*Most of this post was written last Sunday. It still holds true 3 days later, so I'll go with it.
How happy are you, on a scale of 1 to 10?
Given my last post on PTSD, if I told you I was at a 7, you might think I was either over the trauma, or in denial. I don’t think either is the case.
A friend who went through cancer a few years ago said after a near-death experience, we eventually all eventually lose the sense of impending demise and go on with our lives because humans aren’t built to live with the keen awareness of our mortality. And yet, even after a life-affirming first year post-cancer, that hasn’t been the case for me.
When the cancer stayed away for a decade, and then fifteen years, I was lulled into the thought that it was probably gone for good, especially after my oncologist told me I was cured. … despite the fact the kind I’ve had always returns.
So then when it did finally recur, I became spooked. Gun-shy. It’s hard now to forget the inevitability of recurrence and the toll it takes.
The whole experience and the trauma around it raises the question, Can a person with a terminal diagnosis live with the constant acknowledgement of their condition and still be “happy?”
I’m beginning to see signs of hope that it may be possible. It just requires resetting my baseline.
If I wake up every morning and answer the happiness question with “Statistically, I’ll be getting some kind of neurological symptom any day now that will signal the Return of the Big C,” the number on the happiness scale’s going to hover somewhere below a 3.

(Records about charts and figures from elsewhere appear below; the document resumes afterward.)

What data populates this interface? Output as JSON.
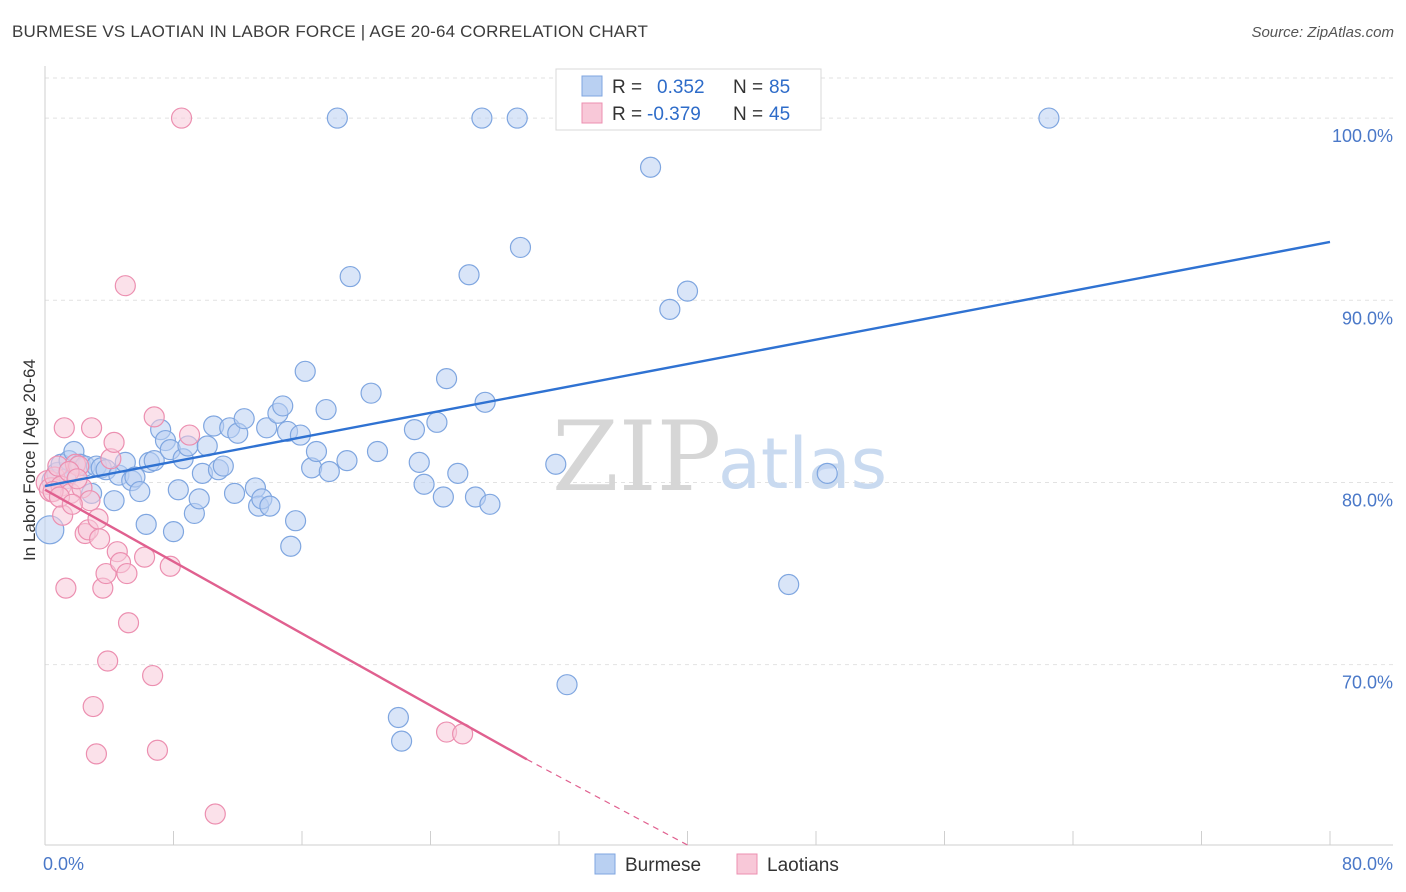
{
  "title": "BURMESE VS LAOTIAN IN LABOR FORCE | AGE 20-64 CORRELATION CHART",
  "source": "Source: ZipAtlas.com",
  "watermark": {
    "part1": "ZIP",
    "part2": "atlas"
  },
  "chart_data": {
    "type": "scatter",
    "xlabel": "",
    "ylabel": "In Labor Force | Age 20-64",
    "xlim": [
      0,
      80
    ],
    "ylim": [
      60.1,
      102.2
    ],
    "x_tick_labels": [
      "0.0%",
      "80.0%"
    ],
    "y_ticks": [
      70,
      80,
      90,
      100
    ],
    "y_tick_labels": [
      "70.0%",
      "80.0%",
      "90.0%",
      "100.0%"
    ],
    "grid": true,
    "stats": [
      {
        "r_label": "R =",
        "r_value": "0.352",
        "n_label": "N =",
        "n_value": "85"
      },
      {
        "r_label": "R =",
        "r_value": "-0.379",
        "n_label": "N =",
        "n_value": "45"
      }
    ],
    "series": [
      {
        "name": "Burmese",
        "color": "#7fa6e0",
        "fill": "#b9d0f2",
        "line_color": "#2f72d2",
        "trend": {
          "x0": 0.0,
          "y0": 79.8,
          "x1": 80.0,
          "y1": 93.2
        },
        "points": [
          [
            0.3,
            77.4,
            14
          ],
          [
            0.5,
            80.1,
            11
          ],
          [
            0.8,
            80.5,
            11
          ],
          [
            1.0,
            81.0,
            10
          ],
          [
            1.3,
            80.2,
            10
          ],
          [
            1.5,
            81.2,
            10
          ],
          [
            1.8,
            81.7,
            10
          ],
          [
            2.2,
            81.0,
            10
          ],
          [
            2.5,
            80.9,
            10
          ],
          [
            2.9,
            79.4,
            10
          ],
          [
            3.2,
            80.9,
            10
          ],
          [
            3.5,
            80.8,
            10
          ],
          [
            3.8,
            80.7,
            10
          ],
          [
            4.3,
            79.0,
            10
          ],
          [
            4.6,
            80.4,
            10
          ],
          [
            5.0,
            81.1,
            10
          ],
          [
            5.4,
            80.1,
            10
          ],
          [
            5.6,
            80.3,
            10
          ],
          [
            5.9,
            79.5,
            10
          ],
          [
            6.3,
            77.7,
            10
          ],
          [
            6.5,
            81.1,
            10
          ],
          [
            6.8,
            81.2,
            10
          ],
          [
            7.2,
            82.9,
            10
          ],
          [
            7.5,
            82.3,
            10
          ],
          [
            7.8,
            81.8,
            10
          ],
          [
            8.0,
            77.3,
            10
          ],
          [
            8.3,
            79.6,
            10
          ],
          [
            8.6,
            81.3,
            10
          ],
          [
            8.9,
            82.0,
            10
          ],
          [
            9.3,
            78.3,
            10
          ],
          [
            9.6,
            79.1,
            10
          ],
          [
            9.8,
            80.5,
            10
          ],
          [
            10.1,
            82.0,
            10
          ],
          [
            10.5,
            83.1,
            10
          ],
          [
            10.8,
            80.7,
            10
          ],
          [
            11.1,
            80.9,
            10
          ],
          [
            11.5,
            83.0,
            10
          ],
          [
            11.8,
            79.4,
            10
          ],
          [
            12.0,
            82.7,
            10
          ],
          [
            12.4,
            83.5,
            10
          ],
          [
            13.1,
            79.7,
            10
          ],
          [
            13.3,
            78.7,
            10
          ],
          [
            13.5,
            79.1,
            10
          ],
          [
            13.8,
            83.0,
            10
          ],
          [
            14.0,
            78.7,
            10
          ],
          [
            14.5,
            83.8,
            10
          ],
          [
            14.8,
            84.2,
            10
          ],
          [
            15.1,
            82.8,
            10
          ],
          [
            15.3,
            76.5,
            10
          ],
          [
            15.6,
            77.9,
            10
          ],
          [
            15.9,
            82.6,
            10
          ],
          [
            16.2,
            86.1,
            10
          ],
          [
            16.6,
            80.8,
            10
          ],
          [
            16.9,
            81.7,
            10
          ],
          [
            17.5,
            84.0,
            10
          ],
          [
            17.7,
            80.6,
            10
          ],
          [
            18.2,
            100.0,
            10
          ],
          [
            18.8,
            81.2,
            10
          ],
          [
            19.0,
            91.3,
            10
          ],
          [
            20.3,
            84.9,
            10
          ],
          [
            20.7,
            81.7,
            10
          ],
          [
            22.0,
            67.1,
            10
          ],
          [
            22.2,
            65.8,
            10
          ],
          [
            23.0,
            82.9,
            10
          ],
          [
            23.3,
            81.1,
            10
          ],
          [
            23.6,
            79.9,
            10
          ],
          [
            24.4,
            83.3,
            10
          ],
          [
            24.8,
            79.2,
            10
          ],
          [
            25.0,
            85.7,
            10
          ],
          [
            25.7,
            80.5,
            10
          ],
          [
            26.4,
            91.4,
            10
          ],
          [
            26.8,
            79.2,
            10
          ],
          [
            27.2,
            100.0,
            10
          ],
          [
            27.4,
            84.4,
            10
          ],
          [
            27.7,
            78.8,
            10
          ],
          [
            29.4,
            100.0,
            10
          ],
          [
            29.6,
            92.9,
            10
          ],
          [
            31.8,
            81.0,
            10
          ],
          [
            32.5,
            68.9,
            10
          ],
          [
            37.7,
            97.3,
            10
          ],
          [
            38.9,
            89.5,
            10
          ],
          [
            40.0,
            90.5,
            10
          ],
          [
            46.3,
            74.4,
            10
          ],
          [
            48.7,
            80.5,
            10
          ],
          [
            62.5,
            100.0,
            10
          ]
        ]
      },
      {
        "name": "Laotians",
        "color": "#ec8fb0",
        "fill": "#f8c8d8",
        "line_color": "#e0608f",
        "trend": {
          "x0": 0.0,
          "y0": 79.6,
          "x1": 30.0,
          "y1": 64.8
        },
        "trend_dash": {
          "x0": 30.0,
          "y0": 64.8,
          "x1": 40.0,
          "y1": 60.1
        },
        "points": [
          [
            0.2,
            80.0,
            12
          ],
          [
            0.4,
            79.6,
            12
          ],
          [
            0.6,
            80.3,
            10
          ],
          [
            0.8,
            80.9,
            10
          ],
          [
            1.0,
            79.8,
            10
          ],
          [
            1.1,
            78.2,
            10
          ],
          [
            1.2,
            83.0,
            10
          ],
          [
            1.3,
            74.2,
            10
          ],
          [
            1.6,
            79.4,
            10
          ],
          [
            1.9,
            81.0,
            10
          ],
          [
            2.1,
            80.9,
            10
          ],
          [
            2.3,
            79.7,
            10
          ],
          [
            2.5,
            77.2,
            10
          ],
          [
            2.7,
            77.4,
            10
          ],
          [
            2.8,
            79.0,
            10
          ],
          [
            2.9,
            83.0,
            10
          ],
          [
            3.0,
            67.7,
            10
          ],
          [
            3.2,
            65.1,
            10
          ],
          [
            3.3,
            78.0,
            10
          ],
          [
            3.4,
            76.9,
            10
          ],
          [
            3.6,
            74.2,
            10
          ],
          [
            3.8,
            75.0,
            10
          ],
          [
            3.9,
            70.2,
            10
          ],
          [
            4.1,
            81.3,
            10
          ],
          [
            4.3,
            82.2,
            10
          ],
          [
            4.5,
            76.2,
            10
          ],
          [
            4.7,
            75.6,
            10
          ],
          [
            5.0,
            90.8,
            10
          ],
          [
            5.1,
            75.0,
            10
          ],
          [
            5.2,
            72.3,
            10
          ],
          [
            6.2,
            75.9,
            10
          ],
          [
            6.7,
            69.4,
            10
          ],
          [
            6.8,
            83.6,
            10
          ],
          [
            7.0,
            65.3,
            10
          ],
          [
            7.8,
            75.4,
            10
          ],
          [
            8.5,
            100.0,
            10
          ],
          [
            9.0,
            82.6,
            10
          ],
          [
            10.6,
            61.8,
            10
          ],
          [
            25.0,
            66.3,
            10
          ],
          [
            26.0,
            66.2,
            10
          ],
          [
            0.5,
            79.5,
            10
          ],
          [
            1.5,
            80.6,
            10
          ],
          [
            2.0,
            80.2,
            10
          ],
          [
            0.9,
            79.2,
            10
          ],
          [
            1.7,
            78.8,
            10
          ]
        ]
      }
    ]
  }
}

If I can wake up most mornings and answer the happiness question with “I realize and accept that my situation is less than ideal, and may not change for the better unless they find a cure. Given that fact… well, I had a good sleep, it’s a beautiful day and my family is healthy, so let’s say a 7 out of 10 on the happy scale.”
Trauma is definitely still a factor in my daily life. And as I told my brother a few days ago, I’m walking on the knife’s edge of depression. But given that… well, we got chocolate pastries on sale, it was a great day for a run, and my brother and I had a long conversation that included planning a backpack trip in the Rockies in July.
Given all that, I'll raise my 7 to an 8.